Manifestation à Bamako : opposition au projet de dissolution des partis politiques

manifestation à Bamako : opposition au projet de dissolution des partis politiques

Plusieurs centaines de Maliens se sont rassemblés à Bamako ce samedi 3 mai pour exprimer leur rejet d’une éventuelle dissolution des partis politiques, brandissant des pancartes et scandant des slogans en faveur de la démocratie. Cette mobilisation, organisée par une coalition de formations politiques, marque un événement rare dans un contexte où les tensions politiques s’intensifient sous le régime du général Assimi Goïta.

manifestation à Bamako contre une possible dissolution des partis politiques

une protestation rare contre les dérives autoritaires

Les manifestants, réunis devant le Palais de la culture de Bamako, ont clamé leur attachement aux libertés fondamentales et réclamé l’organisation d’élections. Leur rassemblement, encadré par les forces de sécurité sans incident majeur, a connu un large écho sur les réseaux sociaux. Cette mobilisation intervient alors que le pouvoir militaire est accusé de durcir son approche politique.

la junte militaire en ligne de mire

Le 30 avril 2025, les autorités maliennes ont abrogé la loi encadrant les partis politiques, une décision perçue comme une première étape vers leur dissolution. Cette annulation fait suite à une concertation organisée par la junte, mais boycottée par la majorité des partis d’opposition.
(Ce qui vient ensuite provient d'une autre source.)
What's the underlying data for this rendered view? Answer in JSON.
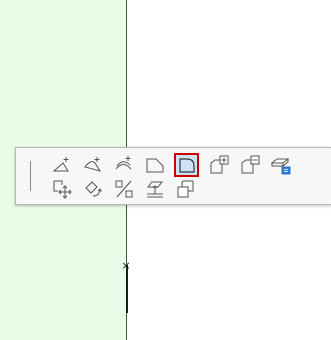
{
  "window": {
    "width": 331,
    "height": 340
  },
  "colors": {
    "canvas_bg": "#ffffff",
    "slab_fill": "#e8fce8",
    "wall_line": "#3a5a3a",
    "palette_bg": "#f7f7f7",
    "selection_outline": "#cc0000",
    "selection_fill": "#cfe3f7"
  },
  "palette": {
    "row1": [
      {
        "icon": "insert-node-icon"
      },
      {
        "icon": "insert-arc-node-icon"
      },
      {
        "icon": "offset-edge-icon"
      },
      {
        "icon": "chamfer-corner-icon"
      },
      {
        "icon": "fillet-corner-icon",
        "selected": true
      },
      {
        "icon": "add-to-polygon-icon"
      },
      {
        "icon": "subtract-from-polygon-icon"
      },
      {
        "icon": "edit-slab-settings-icon"
      }
    ],
    "row2": [
      {
        "icon": "drag-move-icon"
      },
      {
        "icon": "rotate-icon"
      },
      {
        "icon": "mirror-icon"
      },
      {
        "icon": "elevate-icon"
      },
      {
        "icon": "resize-offset-icon"
      }
    ]
  },
  "canvas": {
    "hotspot_marker": "×"
  }
}
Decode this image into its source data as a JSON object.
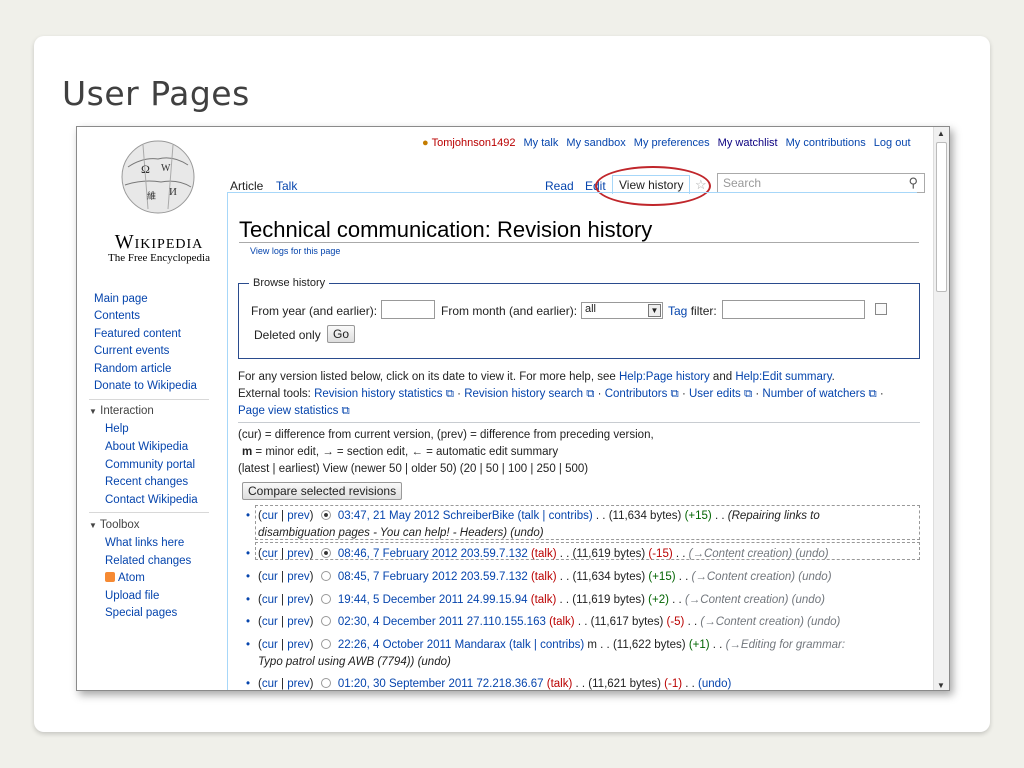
{
  "slide": {
    "title": "User Pages"
  },
  "logo": {
    "name": "Wikipedia",
    "tagline": "The Free Encyclopedia"
  },
  "userbar": {
    "username": "Tomjohnson1492",
    "links": [
      "My talk",
      "My sandbox",
      "My preferences",
      "My watchlist",
      "My contributions",
      "Log out"
    ]
  },
  "tabs": {
    "left": [
      "Article",
      "Talk"
    ],
    "right": [
      "Read",
      "Edit",
      "View history"
    ],
    "search_placeholder": "Search"
  },
  "sidebar": {
    "nav": [
      "Main page",
      "Contents",
      "Featured content",
      "Current events",
      "Random article",
      "Donate to Wikipedia"
    ],
    "interaction_header": "Interaction",
    "interaction": [
      "Help",
      "About Wikipedia",
      "Community portal",
      "Recent changes",
      "Contact Wikipedia"
    ],
    "toolbox_header": "Toolbox",
    "toolbox": [
      "What links here",
      "Related changes",
      "Atom",
      "Upload file",
      "Special pages"
    ]
  },
  "page": {
    "title": "Technical communication: Revision history",
    "view_logs": "View logs for this page"
  },
  "browse": {
    "legend": "Browse history",
    "year_label": "From year (and earlier):",
    "month_label": "From month (and earlier):",
    "month_value": "all",
    "tag_label": "Tag",
    "filter_label": "filter:",
    "deleted_only": "Deleted only",
    "go": "Go"
  },
  "help": {
    "line1_prefix": "For any version listed below, click on its date to view it. For more help, see ",
    "line1_link1": "Help:Page history",
    "line1_and": " and ",
    "line1_link2": "Help:Edit summary",
    "line1_end": ".",
    "tools_label": "External tools:",
    "tools": [
      "Revision history statistics",
      "Revision history search",
      "Contributors",
      "User edits",
      "Number of watchers",
      "Page view statistics"
    ],
    "legend1": "(cur) = difference from current version, (prev) = difference from preceding version,",
    "legend2_m": "m",
    "legend2_rest": " = minor edit, → = section edit, ← = automatic edit summary",
    "nav_line": "(latest | earliest) View (newer 50 | older 50) (20 | 50 | 100 | 250 | 500)",
    "compare": "Compare selected revisions"
  },
  "revisions": [
    {
      "date": "03:47, 21 May 2012",
      "user": "SchreiberBike",
      "userlinks": "(talk | contribs)",
      "size": "(11,634 bytes)",
      "change": "(+15)",
      "summary": "(Repairing links to",
      "summary2": "disambiguation pages - You can help! - Headers) (undo)"
    },
    {
      "date": "08:46, 7 February 2012",
      "user": "203.59.7.132",
      "userlinks": "(talk)",
      "size": "(11,619 bytes)",
      "change": "(-15)",
      "summary": "(→Content creation) (undo)"
    },
    {
      "date": "08:45, 7 February 2012",
      "user": "203.59.7.132",
      "userlinks": "(talk)",
      "size": "(11,634 bytes)",
      "change": "(+15)",
      "summary": "(→Content creation) (undo)"
    },
    {
      "date": "19:44, 5 December 2011",
      "user": "24.99.15.94",
      "userlinks": "(talk)",
      "size": "(11,619 bytes)",
      "change": "(+2)",
      "summary": "(→Content creation) (undo)"
    },
    {
      "date": "02:30, 4 December 2011",
      "user": "27.110.155.163",
      "userlinks": "(talk)",
      "size": "(11,617 bytes)",
      "change": "(-5)",
      "summary": "(→Content creation) (undo)"
    },
    {
      "date": "22:26, 4 October 2011",
      "user": "Mandarax",
      "userlinks": "(talk | contribs)",
      "size": "m . . (11,622 bytes)",
      "change": "(+1)",
      "summary": "(→Editing for grammar:",
      "summary2": "Typo patrol using AWB (7794)) (undo)"
    },
    {
      "date": "01:20, 30 September 2011",
      "user": "72.218.36.67",
      "userlinks": "(talk)",
      "size": "(11,621 bytes)",
      "change": "(-1)",
      "summary": "(undo)"
    }
  ],
  "colors": {
    "link": "#0645ad",
    "highlight_ellipse": "#c0262b",
    "removed": "#ba0000",
    "added": "#006400"
  }
}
Les recommandations issues de cette rencontre prévoient même la suppression pure et simple des formations politiques, ainsi que la nomination du général Goïta à la tête de l’État pour cinq années supplémentaires, renouvelables, sans consultation électorale.
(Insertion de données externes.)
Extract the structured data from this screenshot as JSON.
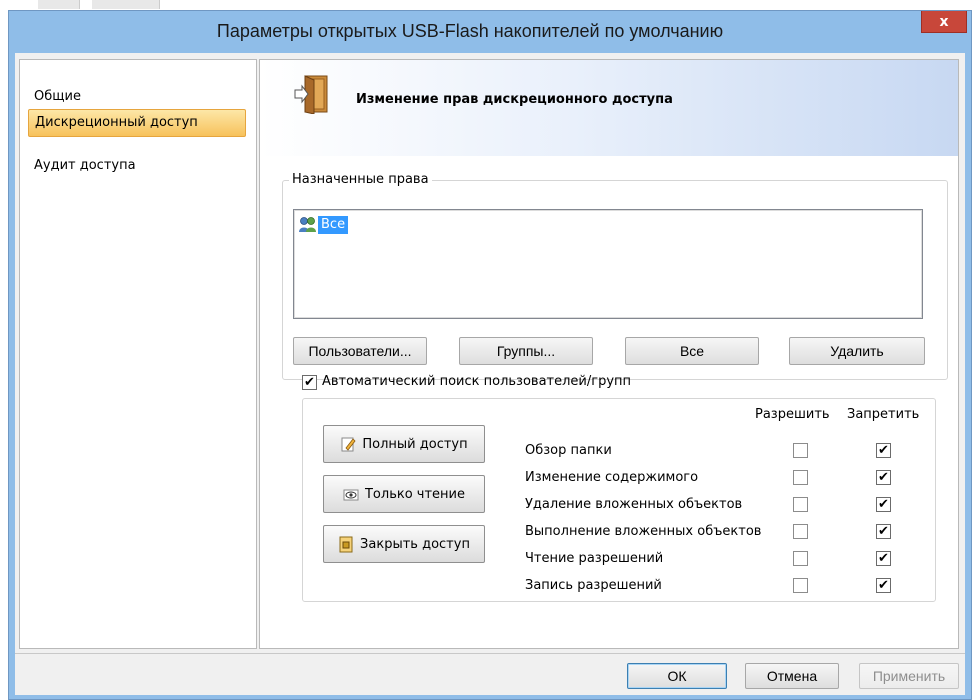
{
  "window": {
    "title": "Параметры открытых USB-Flash накопителей по умолчанию",
    "close_label": "x"
  },
  "nav": {
    "items": [
      {
        "label": "Общие",
        "selected": false
      },
      {
        "label": "Дискреционный доступ",
        "selected": true
      },
      {
        "label": "Аудит доступа",
        "selected": false
      }
    ]
  },
  "header": {
    "title": "Изменение прав дискреционного доступа",
    "icon": "door-icon"
  },
  "rights": {
    "legend": "Назначенные права",
    "entries": [
      {
        "label": "Все",
        "icon": "group-icon",
        "selected": true
      }
    ]
  },
  "buttons": {
    "users": "Пользователи...",
    "groups": "Группы...",
    "all": "Все",
    "delete": "Удалить"
  },
  "auto_search": {
    "label": "Автоматический поиск пользователей/групп",
    "checked": true
  },
  "permissions": {
    "allow_header": "Разрешить",
    "deny_header": "Запретить",
    "presets": [
      {
        "label": "Полный доступ",
        "icon": "pencil-icon"
      },
      {
        "label": "Только чтение",
        "icon": "eye-icon"
      },
      {
        "label": "Закрыть доступ",
        "icon": "lock-icon"
      }
    ],
    "rows": [
      {
        "label": "Обзор папки",
        "allow": false,
        "deny": true
      },
      {
        "label": "Изменение содержимого",
        "allow": false,
        "deny": true
      },
      {
        "label": "Удаление вложенных объектов",
        "allow": false,
        "deny": true
      },
      {
        "label": "Выполнение вложенных объектов",
        "allow": false,
        "deny": true
      },
      {
        "label": "Чтение разрешений",
        "allow": false,
        "deny": true
      },
      {
        "label": "Запись разрешений",
        "allow": false,
        "deny": true
      }
    ]
  },
  "footer": {
    "ok": "ОК",
    "cancel": "Отмена",
    "apply": "Применить"
  },
  "colors": {
    "title_bar": "#8fbde8",
    "close_button": "#c8473a",
    "nav_selected": "#f7c25c",
    "list_selection": "#3399ff"
  }
}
Cette initiative controversée, qui s’inscrit dans une série de mesures restrictives depuis 2021, place le Mali sous le feu des critiques quant à son respect des principes démocratiques. Pourtant, la Constitution de 1992, tout comme la nouvelle Loi fondamentale adoptée en 2023, consacre le multipartisme et les libertés d’expression et d’association.

un contexte régional sous haute tension

Depuis son arrivée au pouvoir à l’issue des coups d’État de 2020 et 2021, le régime du général Goïta a multiplié les pressions contre l’opposition, dissous plusieurs organisations civiles et restreint la liberté de la presse. Par ailleurs, le Mali a quitté la Cédéao, qu’il accuse de proximité avec la France, pour rejoindre l’Alliance des États du Sahel (AES) aux côtés du Burkina Faso et du Niger, renforçant ainsi l’axe des régimes militaires en Afrique de l’Ouest.

Cette alliance, qui s’inscrit dans une logique de rupture avec les anciennes puissances coloniales, suscite des interrogations quant à l’avenir démocratique de la région.